From what 17yo are like (and always have been, loads anyway) to money from whole bunch of relatives, to new definition of investment, to... Whole thing.

If mum has 200 cash to spend. What would she buy? If she had to spend it.
Books?
Musical instrument?
Or
... Well no idea. But I bet it would be something she really wanted.

Dibbydoos · 01/01/2022 02:43

I know loads of people who spends loads on gaming! I have a team in Monster Legends and until recently thought nothing of spending money on stuff if it helps me and the team progress. Just cos something isn't physical doesn't mean it's not 'real' if you see what I mean. My kids spent loads on games, it'll pass. I noticed my 19yo and his 20yo mates were all back on Minecraft the other day. Makes a change from Fifa or a futuristic war game...!

BridStar · 01/01/2022 03:29

17 and still doing babyish things like that, I agree that's a worry. He only spent it because he obviously has no clue as to the value of money. At 17 he can start looking for work and paying you board.

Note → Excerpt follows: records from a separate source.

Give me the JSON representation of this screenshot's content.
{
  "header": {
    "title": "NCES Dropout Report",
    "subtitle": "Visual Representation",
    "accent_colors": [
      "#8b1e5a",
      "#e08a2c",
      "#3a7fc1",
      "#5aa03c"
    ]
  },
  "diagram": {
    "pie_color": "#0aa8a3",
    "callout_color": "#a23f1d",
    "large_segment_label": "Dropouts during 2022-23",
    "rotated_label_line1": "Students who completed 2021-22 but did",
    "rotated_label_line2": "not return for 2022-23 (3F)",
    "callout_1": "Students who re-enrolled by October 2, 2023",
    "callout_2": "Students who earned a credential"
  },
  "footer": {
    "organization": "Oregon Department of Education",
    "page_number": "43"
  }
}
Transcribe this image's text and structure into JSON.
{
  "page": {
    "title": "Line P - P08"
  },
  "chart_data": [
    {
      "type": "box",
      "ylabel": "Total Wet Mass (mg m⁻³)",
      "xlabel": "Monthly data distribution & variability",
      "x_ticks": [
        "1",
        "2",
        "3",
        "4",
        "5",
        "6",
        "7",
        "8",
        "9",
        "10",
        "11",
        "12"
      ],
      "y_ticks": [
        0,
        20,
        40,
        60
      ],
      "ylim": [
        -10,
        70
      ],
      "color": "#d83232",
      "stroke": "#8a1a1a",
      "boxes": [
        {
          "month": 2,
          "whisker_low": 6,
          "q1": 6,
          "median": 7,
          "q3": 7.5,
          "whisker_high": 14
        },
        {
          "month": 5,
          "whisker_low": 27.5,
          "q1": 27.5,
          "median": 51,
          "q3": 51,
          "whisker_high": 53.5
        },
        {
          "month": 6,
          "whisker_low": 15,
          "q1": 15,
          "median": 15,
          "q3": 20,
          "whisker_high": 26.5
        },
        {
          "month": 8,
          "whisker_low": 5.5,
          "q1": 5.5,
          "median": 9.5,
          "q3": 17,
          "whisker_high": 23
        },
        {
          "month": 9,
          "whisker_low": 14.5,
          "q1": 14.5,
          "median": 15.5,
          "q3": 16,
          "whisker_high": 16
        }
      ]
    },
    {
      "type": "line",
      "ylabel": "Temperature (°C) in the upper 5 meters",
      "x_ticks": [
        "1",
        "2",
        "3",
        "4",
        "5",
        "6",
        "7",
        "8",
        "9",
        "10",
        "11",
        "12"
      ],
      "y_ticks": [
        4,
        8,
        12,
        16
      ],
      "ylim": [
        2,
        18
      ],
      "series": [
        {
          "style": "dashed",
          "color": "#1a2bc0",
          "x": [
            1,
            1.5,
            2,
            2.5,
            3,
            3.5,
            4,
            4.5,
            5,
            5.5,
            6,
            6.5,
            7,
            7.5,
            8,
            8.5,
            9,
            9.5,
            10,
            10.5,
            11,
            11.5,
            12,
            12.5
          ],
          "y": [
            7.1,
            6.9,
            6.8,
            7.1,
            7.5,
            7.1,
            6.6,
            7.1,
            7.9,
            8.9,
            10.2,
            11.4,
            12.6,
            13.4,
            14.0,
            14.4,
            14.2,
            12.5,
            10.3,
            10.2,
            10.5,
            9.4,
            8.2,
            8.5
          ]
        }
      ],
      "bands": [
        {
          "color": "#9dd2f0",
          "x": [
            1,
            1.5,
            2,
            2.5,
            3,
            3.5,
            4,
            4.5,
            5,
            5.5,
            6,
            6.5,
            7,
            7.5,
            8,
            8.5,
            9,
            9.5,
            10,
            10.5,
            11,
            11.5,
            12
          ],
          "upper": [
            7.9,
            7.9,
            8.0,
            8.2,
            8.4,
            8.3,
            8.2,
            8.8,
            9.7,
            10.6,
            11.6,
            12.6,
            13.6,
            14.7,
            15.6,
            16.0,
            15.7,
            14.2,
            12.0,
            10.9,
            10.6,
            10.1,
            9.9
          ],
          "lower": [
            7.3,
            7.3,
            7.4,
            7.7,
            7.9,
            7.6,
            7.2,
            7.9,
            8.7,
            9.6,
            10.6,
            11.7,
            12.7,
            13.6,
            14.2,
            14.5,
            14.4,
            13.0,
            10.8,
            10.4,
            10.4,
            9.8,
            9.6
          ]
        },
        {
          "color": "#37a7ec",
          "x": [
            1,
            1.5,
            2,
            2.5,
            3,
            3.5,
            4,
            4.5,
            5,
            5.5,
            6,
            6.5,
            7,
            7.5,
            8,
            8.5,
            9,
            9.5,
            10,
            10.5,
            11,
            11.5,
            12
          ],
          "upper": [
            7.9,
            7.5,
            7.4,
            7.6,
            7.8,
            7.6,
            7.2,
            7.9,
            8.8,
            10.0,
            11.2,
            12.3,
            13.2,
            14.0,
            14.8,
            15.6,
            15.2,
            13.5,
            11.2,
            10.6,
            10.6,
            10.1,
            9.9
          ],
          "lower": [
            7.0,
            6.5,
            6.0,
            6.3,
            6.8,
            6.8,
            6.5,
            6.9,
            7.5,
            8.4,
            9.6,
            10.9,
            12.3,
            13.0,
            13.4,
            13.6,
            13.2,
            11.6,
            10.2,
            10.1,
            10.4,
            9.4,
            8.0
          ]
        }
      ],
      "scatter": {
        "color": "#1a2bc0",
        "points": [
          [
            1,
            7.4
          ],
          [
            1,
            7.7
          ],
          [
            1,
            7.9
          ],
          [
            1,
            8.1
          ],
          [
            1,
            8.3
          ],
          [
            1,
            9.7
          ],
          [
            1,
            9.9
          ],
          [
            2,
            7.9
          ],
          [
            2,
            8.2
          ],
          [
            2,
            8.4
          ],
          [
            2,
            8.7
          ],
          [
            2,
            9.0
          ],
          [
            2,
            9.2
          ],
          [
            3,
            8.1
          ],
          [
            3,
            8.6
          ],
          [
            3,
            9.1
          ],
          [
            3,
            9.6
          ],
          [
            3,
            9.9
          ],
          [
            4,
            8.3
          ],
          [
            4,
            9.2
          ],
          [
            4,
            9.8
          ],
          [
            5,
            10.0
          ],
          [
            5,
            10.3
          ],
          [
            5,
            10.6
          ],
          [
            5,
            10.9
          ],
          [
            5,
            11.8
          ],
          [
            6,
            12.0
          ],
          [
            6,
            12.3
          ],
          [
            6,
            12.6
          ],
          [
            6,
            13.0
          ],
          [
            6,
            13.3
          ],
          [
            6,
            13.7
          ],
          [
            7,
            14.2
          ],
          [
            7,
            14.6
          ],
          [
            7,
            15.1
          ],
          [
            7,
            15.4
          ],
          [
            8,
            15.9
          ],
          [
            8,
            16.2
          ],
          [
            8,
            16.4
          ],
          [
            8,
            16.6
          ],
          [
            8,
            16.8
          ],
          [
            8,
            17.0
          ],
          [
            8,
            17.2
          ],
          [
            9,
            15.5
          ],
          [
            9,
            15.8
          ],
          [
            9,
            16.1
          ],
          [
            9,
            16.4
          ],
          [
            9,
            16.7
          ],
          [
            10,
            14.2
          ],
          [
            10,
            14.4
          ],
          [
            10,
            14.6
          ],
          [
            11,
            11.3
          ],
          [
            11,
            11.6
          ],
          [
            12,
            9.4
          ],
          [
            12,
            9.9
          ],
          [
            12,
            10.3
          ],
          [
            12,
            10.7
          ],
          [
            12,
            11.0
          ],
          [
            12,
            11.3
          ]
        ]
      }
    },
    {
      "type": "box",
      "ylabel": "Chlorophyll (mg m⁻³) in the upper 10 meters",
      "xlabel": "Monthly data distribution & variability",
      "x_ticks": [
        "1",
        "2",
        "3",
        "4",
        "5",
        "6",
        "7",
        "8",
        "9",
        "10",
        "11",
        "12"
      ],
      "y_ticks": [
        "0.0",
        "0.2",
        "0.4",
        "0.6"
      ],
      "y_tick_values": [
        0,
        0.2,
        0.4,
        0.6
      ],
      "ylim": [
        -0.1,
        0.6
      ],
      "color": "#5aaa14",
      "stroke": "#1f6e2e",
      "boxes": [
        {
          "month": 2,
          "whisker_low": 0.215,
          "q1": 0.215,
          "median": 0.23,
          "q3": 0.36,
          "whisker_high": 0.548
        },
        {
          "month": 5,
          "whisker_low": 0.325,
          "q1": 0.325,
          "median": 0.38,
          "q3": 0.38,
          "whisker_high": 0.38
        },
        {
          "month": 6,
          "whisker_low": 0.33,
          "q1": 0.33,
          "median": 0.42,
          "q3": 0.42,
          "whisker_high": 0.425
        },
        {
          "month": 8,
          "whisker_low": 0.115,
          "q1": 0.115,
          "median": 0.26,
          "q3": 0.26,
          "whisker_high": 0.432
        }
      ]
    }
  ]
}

sweetbellyhigh · 01/01/2022 03:35

@notacooldad

For those saying to stop being so controlling and that I'm being unreasonable, do you spend that sort of money like that yourself or do your dp's and you're ok with that? Of course I spend that sort of money on my self. I have just spen £108 on olaplex and £78 on lipsticks. Why not? It’s not something I do every week and I like being frugal but every now and then I like to have a blow out.
Absolutely!!
Namenic · 01/01/2022 08:00

£200 needs to be taken in context of savings and prospective income/expenditure. So someone with a regular salary and substantial savings - splashing £200 isn’t an issue. Someone who may start a uni/FE course soon with no salary and not much savings - splashing £200 in one go would not be wise. That’s true regardless of age.

Devora13 · 01/01/2022 13:36

@Harmonypuss
Thanks for the ideas. I didn't mention, however, that the older two have additional needs so it's a very slow process 😁

Harmonypuss · 01/01/2022 13:50

@Devora13

I can understand it's difficult, why not try gradually adding things like treats or activities into the mix.

Every little thing we can get our kids to take responsibility for (especially from a financial standpoint), will be beneficial to them in the long run.